Fallbeispiele bringen Astrid Lange-Kirchheim, die Schnitzlers Novelle Fräulein Else im Kontext zu Freuds Schriften zur Hysterie als die Geschichte eines Mißbrauchs liest, Claudia Liebrand („Deconstructing Freud“) beleuchtet Kafkas Proceß als ironische Umschrift von Freuds Konzepten (die Kafka vermutlich großteils nur „vermittelt“ über andere Autoren kannte), Michael Rohrwasser widmet sich „Canettis Beschreibungen von Freud“. V. a. Canettis Theorien zum Phänomen der Masse stehen in direkter Konkurrenz zu Freuds Konzepten, sind nicht zuletzt ein Gegenentwurf zu Theorien des Unbewußten oder des Todestriebs. Canettis Kritik an der Psychoanalyse geht von der Kritik an der Person Freud aus: Canetti zeichnet das Bild eines weltentrückten Wissenschaftlers, der über das Phänomen der Masse nichts wissen will, der – und damit die gesamte Psychoanalyse – gegenüber den Patienten das Ohr verschlossen habe, da „das Resultat … wie durch einen unerschütterlichen Schicksalsspruch bereits bekannt und vorweggenommen“ (zit. n. S. 146) sei.

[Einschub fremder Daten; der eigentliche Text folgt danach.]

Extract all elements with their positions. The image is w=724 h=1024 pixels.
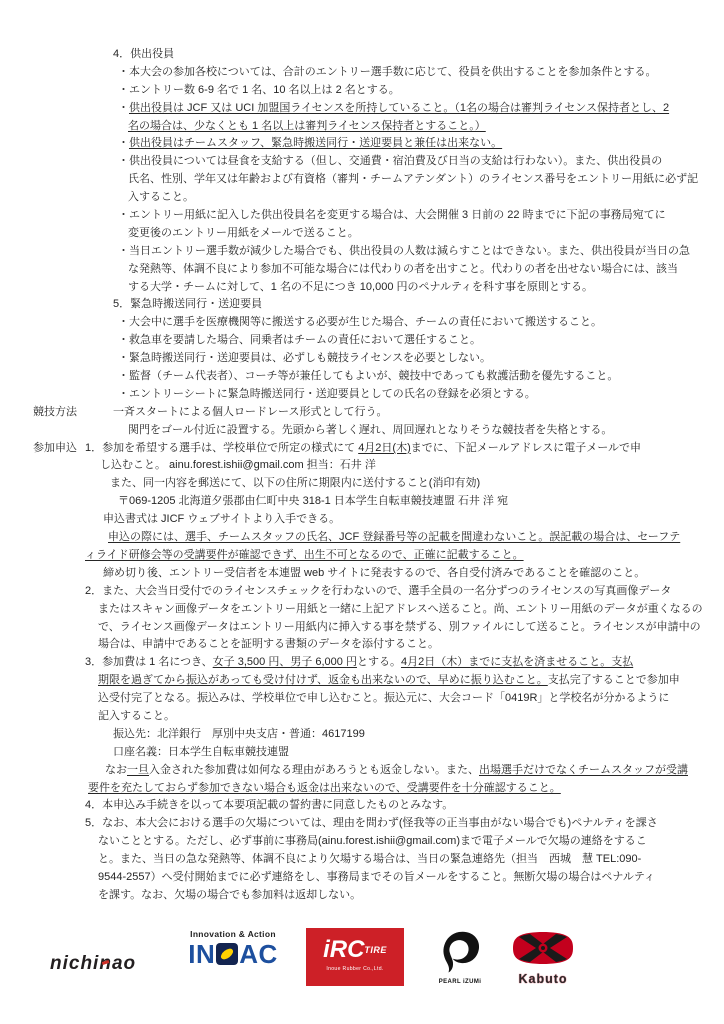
- document-text-segment: 申込の際には、選手、チームスタッフの氏名、JCF 登録番号等の記載を間違わないこ…: [108, 531, 680, 543]
- document-text-segment: 要件を充たしておらず参加できない場合も返金は出来ないので、受講要件を十分確認する…: [88, 782, 561, 794]
- document-text-segment: 9544-2557）へ受付開始までに必ず連絡をし、事務局までその旨メールをするこ…: [98, 871, 655, 883]
- document-text-segment: 3．参加費は 1 名につき、: [85, 656, 213, 668]
- document-line: ・供出役員については昼食を支給する（但し、交通費・宿泊費及び日当の支給は行わない…: [0, 153, 724, 171]
- document-text-segment: 4月2日（木）までに支払を済ませること。支払: [401, 656, 633, 668]
- inoac-o-mark-icon: [216, 943, 238, 965]
- document-text-segment: 5．緊急時搬送同行・送迎要員: [113, 298, 262, 310]
- document-text-segment: 記入すること。: [98, 710, 175, 722]
- document-text-segment: ・エントリーシートに緊急時搬送同行・送迎要員としての氏名の登録を必須とする。: [118, 388, 536, 400]
- nichinao-logo-text: nichinao: [50, 953, 136, 974]
- document-page: { "page": {"background": "#ffffff", "tex…: [0, 0, 724, 1024]
- document-text-segment: 名の場合は、少なくとも 1 名以上は審判ライセンス保持者とすること。）: [128, 120, 486, 132]
- document-line: を課す。なお、欠場の場合でも参加料は返却しない。: [0, 887, 724, 905]
- document-text-segment: 入金された参加費は如何なる理由があろうとも返金しない。また、: [149, 764, 479, 776]
- document-text-segment: 口座名義：日本学生自転車競技連盟: [113, 746, 289, 758]
- document-text-segment: ・本大会の参加各校については、合計のエントリー選手数に応じて、役員を供出すること…: [118, 66, 657, 78]
- pearl-izumi-logo: PEARL iZUMi: [433, 929, 487, 985]
- document-line: 氏名、性別、学年又は年齢および有資格（審判・チームアテンダント）のライセンス番号…: [0, 171, 724, 189]
- document-line: また、同一内容を郵送にて、以下の住所に期限内に送付すること(消印有効): [0, 475, 724, 493]
- document-text-segment: と。また、当日の急な発熱等、体調不良により欠場する場合は、当日の緊急連絡先（担当…: [98, 853, 641, 865]
- kabuto-logo: Kabuto: [508, 931, 578, 986]
- kabuto-emblem-icon: [512, 931, 574, 965]
- document-text-segment: 〒069-1205 北海道夕張郡由仁町中央 318-1 日本学生自転車競技連盟 …: [118, 495, 508, 507]
- document-line: ・救急車を要請した場合、同乗者はチームの責任において選任すること。: [0, 332, 724, 350]
- document-text-segment: 4月2日(木): [358, 442, 411, 454]
- document-line: 要件を充たしておらず参加できない場合も返金は出来ないので、受講要件を十分確認する…: [0, 780, 724, 798]
- kabuto-logo-text: Kabuto: [508, 972, 578, 986]
- document-text-segment: 女子 3,500 円、男子 6,000 円: [213, 656, 357, 668]
- document-line: 3．参加費は 1 名につき、女子 3,500 円、男子 6,000 円とする。4…: [0, 654, 724, 672]
- document-text-segment: 変更後のエントリー用紙をメールで送ること。: [128, 227, 359, 239]
- side-label: 競技方法: [33, 404, 77, 422]
- document-line: 5．緊急時搬送同行・送迎要員: [0, 296, 724, 314]
- document-text-segment: ・エントリー数 6-9 名で 1 名、10 名以上は 2 名とする。: [118, 84, 400, 96]
- document-text-segment: を課す。なお、欠場の場合でも参加料は返却しない。: [98, 889, 361, 901]
- document-line: ・監督（チーム代表者）、コーチ等が兼任してもよいが、競技中であっても救護活動を優…: [0, 368, 724, 386]
- document-line: ・エントリーシートに緊急時搬送同行・送迎要員としての氏名の登録を必須とする。: [0, 386, 724, 404]
- document-body: 4．供出役員・本大会の参加各校については、合計のエントリー選手数に応じて、役員を…: [0, 46, 724, 905]
- document-line: で、ライセンス画像データはエントリー用紙内に挿入する事を禁ずる、別ファイルにして…: [0, 619, 724, 637]
- document-text-segment: ・: [118, 137, 129, 149]
- document-line: 込受付完了となる。振込みは、学校単位で申し込むこと。振込元に、大会コード「041…: [0, 690, 724, 708]
- document-text-segment: 4．供出役員: [113, 48, 174, 60]
- irc-company-text: Inoue Rubber Co.,Ltd.: [313, 966, 396, 971]
- document-text-segment: ・エントリー用紙に記入した供出役員名を変更する場合は、大会開催 3 日前の 22…: [118, 209, 666, 221]
- irc-name: iRC: [323, 936, 364, 963]
- document-text-segment: ・大会中に選手を医療機関等に搬送する必要が生じた場合、チームの責任において搬送す…: [118, 316, 602, 328]
- document-text-segment: 申込書式は JICF ウェブサイトより入手できる。: [103, 513, 340, 525]
- document-text-segment: ・: [118, 102, 129, 114]
- document-text-segment: ・当日エントリー選手数が減少した場合でも、供出役員の人数は減らすことはできない。…: [118, 245, 690, 257]
- document-text-segment: 支払完了することで参加申: [548, 674, 680, 686]
- document-line: 〒069-1205 北海道夕張郡由仁町中央 318-1 日本学生自転車競技連盟 …: [0, 493, 724, 511]
- document-line: 名の場合は、少なくとも 1 名以上は審判ライセンス保持者とすること。）: [0, 118, 724, 136]
- inoac-tagline: Innovation & Action: [179, 929, 287, 939]
- document-line: ないこととする。ただし、必ず事前に事務局(ainu.forest.ishii@g…: [0, 833, 724, 851]
- inoac-logo-text: IN AC: [179, 942, 287, 966]
- document-text-segment: 場合は、申請中であることを証明する書類のデータを添付すること。: [98, 638, 439, 650]
- document-text-segment: またはスキャン画像データをエントリー用紙と一緒に上記アドレスへ送ること。尚、エン…: [98, 603, 703, 615]
- document-text-segment: 期限を過ぎてから振込があっても受け付けず、返金も出来ないので、早めに振り込むこと…: [98, 674, 548, 686]
- document-text-segment: ィライド研修会等の受講要件が確認できず、出生不可となるので、正確に記載すること。: [85, 549, 524, 561]
- document-text-segment: な発熱等、体調不良により参加不可能な場合には代わりの者を出すこと。代わりの者を出…: [128, 263, 678, 275]
- document-text-segment: 一旦: [127, 764, 149, 776]
- document-line: し込むこと。 ainu.forest.ishii@gmail.com 担当：石井…: [0, 457, 724, 475]
- inoac-text-right: AC: [239, 942, 278, 966]
- document-line: な発熱等、体調不良により参加不可能な場合には代わりの者を出すこと。代わりの者を出…: [0, 261, 724, 279]
- document-line: 口座名義：日本学生自転車競技連盟: [0, 744, 724, 762]
- document-line: する大学・チームに対して、1 名の不足につき 10,000 円のペナルティを科す…: [0, 279, 724, 297]
- document-line: 申込書式は JICF ウェブサイトより入手できる。: [0, 511, 724, 529]
- document-text-segment: ・救急車を要請した場合、同乗者はチームの責任において選任すること。: [118, 334, 481, 346]
- document-line: 期限を過ぎてから振込があっても受け付けず、返金も出来ないので、早めに振り込むこと…: [0, 672, 724, 690]
- document-text-segment: 供出役員は JCF 又は UCI 加盟国ライセンスを所持していること。（1名の場…: [129, 102, 669, 114]
- pearl-izumi-logo-text: PEARL iZUMi: [433, 979, 487, 985]
- document-line: 2．また、大会当日受付でのライセンスチェックを行わないので、選手全員の一名分ずつ…: [0, 583, 724, 601]
- document-line: なお一旦入金された参加費は如何なる理由があろうとも返金しない。また、出場選手だけ…: [0, 762, 724, 780]
- document-line: ・供出役員はチームスタッフ、緊急時搬送同行・送迎要員と兼任は出来ない。: [0, 135, 724, 153]
- document-text-segment: 振込先：北洋銀行 厚別中央支店・普通：4617199: [113, 728, 365, 740]
- document-line: 申込の際には、選手、チームスタッフの氏名、JCF 登録番号等の記載を間違わないこ…: [0, 529, 724, 547]
- document-line: ・本大会の参加各校については、合計のエントリー選手数に応じて、役員を供出すること…: [0, 64, 724, 82]
- irc-logo-text: iRCTIRE: [306, 935, 404, 965]
- document-text-segment: 2．また、大会当日受付でのライセンスチェックを行わないので、選手全員の一名分ずつ…: [85, 585, 671, 597]
- document-text-segment: 込受付完了となる。振込みは、学校単位で申し込むこと。振込元に、大会コード「041…: [98, 692, 669, 704]
- document-line: ・エントリー用紙に記入した供出役員名を変更する場合は、大会開催 3 日前の 22…: [0, 207, 724, 225]
- document-text-segment: 1．参加を希望する選手は、学校単位で所定の様式にて: [85, 442, 358, 454]
- nichinao-logo: nichinao: [50, 953, 136, 975]
- document-text-segment: 入すること。: [128, 191, 194, 203]
- irc-tire-text: TIRE: [364, 945, 387, 955]
- document-line: 9544-2557）へ受付開始までに必ず連絡をし、事務局までその旨メールをするこ…: [0, 869, 724, 887]
- document-text-segment: また、同一内容を郵送にて、以下の住所に期限内に送付すること(消印有効): [110, 477, 480, 489]
- pearl-izumi-mark-icon: [438, 929, 482, 973]
- document-text-segment: ・供出役員については昼食を支給する（但し、交通費・宿泊費及び日当の支給は行わない…: [118, 155, 662, 167]
- document-text-segment: までに、下記メールアドレスに電子メールで申: [411, 442, 641, 454]
- document-line: 関門をゴール付近に設置する。先頭から著しく遅れ、周回遅れとなりそうな競技者を失格…: [0, 422, 724, 440]
- document-line: ・当日エントリー選手数が減少した場合でも、供出役員の人数は減らすことはできない。…: [0, 243, 724, 261]
- document-line: 4．本申込み手続きを以って本要項記載の誓約書に同意したものとみなす。: [0, 797, 724, 815]
- document-text-segment: 5．なお、本大会における選手の欠場については、理由を問わず(怪我等の正当事由がな…: [85, 817, 658, 829]
- document-line: 記入すること。: [0, 708, 724, 726]
- document-line: ・エントリー数 6-9 名で 1 名、10 名以上は 2 名とする。: [0, 82, 724, 100]
- document-line: 一斉スタートによる個人ロードレース形式として行う。: [0, 404, 724, 422]
- document-line: ・緊急時搬送同行・送迎要員は、必ずしも競技ライセンスを必要としない。: [0, 350, 724, 368]
- document-text-segment: とする。: [357, 656, 401, 668]
- document-text-segment: 関門をゴール付近に設置する。先頭から著しく遅れ、周回遅れとなりそうな競技者を失格…: [128, 424, 612, 436]
- document-text-segment: で、ライセンス画像データはエントリー用紙内に挿入する事を禁ずる、別ファイルにして…: [98, 621, 701, 633]
- document-text-segment: ・緊急時搬送同行・送迎要員は、必ずしも競技ライセンスを必要としない。: [118, 352, 491, 364]
- document-line: 5．なお、本大会における選手の欠場については、理由を問わず(怪我等の正当事由がな…: [0, 815, 724, 833]
- document-line: ・大会中に選手を医療機関等に搬送する必要が生じた場合、チームの責任において搬送す…: [0, 314, 724, 332]
- document-line: またはスキャン画像データをエントリー用紙と一緒に上記アドレスへ送ること。尚、エン…: [0, 601, 724, 619]
- document-line: ィライド研修会等の受講要件が確認できず、出生不可となるので、正確に記載すること。: [0, 547, 724, 565]
- document-line: 場合は、申請中であることを証明する書類のデータを添付すること。: [0, 636, 724, 654]
- document-text-segment: 供出役員はチームスタッフ、緊急時搬送同行・送迎要員と兼任は出来ない。: [129, 137, 502, 149]
- document-text-segment: 出場選手だけでなくチームスタッフが受講: [479, 764, 688, 776]
- document-text-segment: 氏名、性別、学年又は年齢および有資格（審判・チームアテンダント）のライセンス番号…: [128, 173, 698, 185]
- irc-tire-logo: iRCTIRE Inoue Rubber Co.,Ltd.: [306, 928, 404, 986]
- document-line: と。また、当日の急な発熱等、体調不良により欠場する場合は、当日の緊急連絡先（担当…: [0, 851, 724, 869]
- side-label: 参加申込: [33, 440, 77, 458]
- inoac-text-left: IN: [188, 942, 215, 966]
- document-line: 4．供出役員: [0, 46, 724, 64]
- document-text-segment: する大学・チームに対して、1 名の不足につき 10,000 円のペナルティを科す…: [128, 281, 593, 293]
- document-text-segment: ・監督（チーム代表者）、コーチ等が兼任してもよいが、競技中であっても救護活動を優…: [118, 370, 618, 382]
- document-line: 締め切り後、エントリー受信者を本連盟 web サイトに発表するので、各自受付済み…: [0, 565, 724, 583]
- document-text-segment: ないこととする。ただし、必ず事前に事務局(ainu.forest.ishii@g…: [98, 835, 647, 847]
- document-line: 変更後のエントリー用紙をメールで送ること。: [0, 225, 724, 243]
- document-text-segment: なお: [105, 764, 127, 776]
- document-text-segment: し込むこと。 ainu.forest.ishii@gmail.com 担当：石井…: [100, 459, 376, 471]
- document-line: 振込先：北洋銀行 厚別中央支店・普通：4617199: [0, 726, 724, 744]
- inoac-logo: Innovation & Action IN AC: [179, 929, 287, 966]
- document-text-segment: 一斉スタートによる個人ロードレース形式として行う。: [113, 406, 387, 418]
- document-line: ・供出役員は JCF 又は UCI 加盟国ライセンスを所持していること。（1名の…: [0, 100, 724, 118]
- document-line: 入すること。: [0, 189, 724, 207]
- document-text-segment: 4．本申込み手続きを以って本要項記載の誓約書に同意したものとみなす。: [85, 799, 453, 811]
- document-line: 1．参加を希望する選手は、学校単位で所定の様式にて 4月2日(木)までに、下記メ…: [0, 440, 724, 458]
- document-text-segment: 締め切り後、エントリー受信者を本連盟 web サイトに発表するので、各自受付済み…: [103, 567, 645, 579]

Im Kapitel „Erzählprozesse“ führt Sabine Kyora über den deutschsprachigen Raum hinaus und widmet sich der Bedeutung der Psychoanalyse im französischen Surrealismus und bei Autoren wie James Joyce, Djuna Barnes und Virginia Woolf. Die beiden letzten Beiträge haben die literaturwissenschaftlich „angewandte“ Psychologie/Psychoanalyse zum Thema: Michael Titzmann demonstriert die Rekonstruktion textinterner Psychologie anhand der literarischen Moderne, Walter Schönau nimmt Jensens 1903 erschienene Novelle „Gradiva“ und die Auseinandersetzung Freuds damit als Fallbeispiel für Fragen nach dem kreativen Prozeß und warnt – demonstriert an der Person Arthur Schnitzler – vor der Überschätzung der Bedeutung psychoanalytischen Wissens für den literarischen Schaffensprozeß.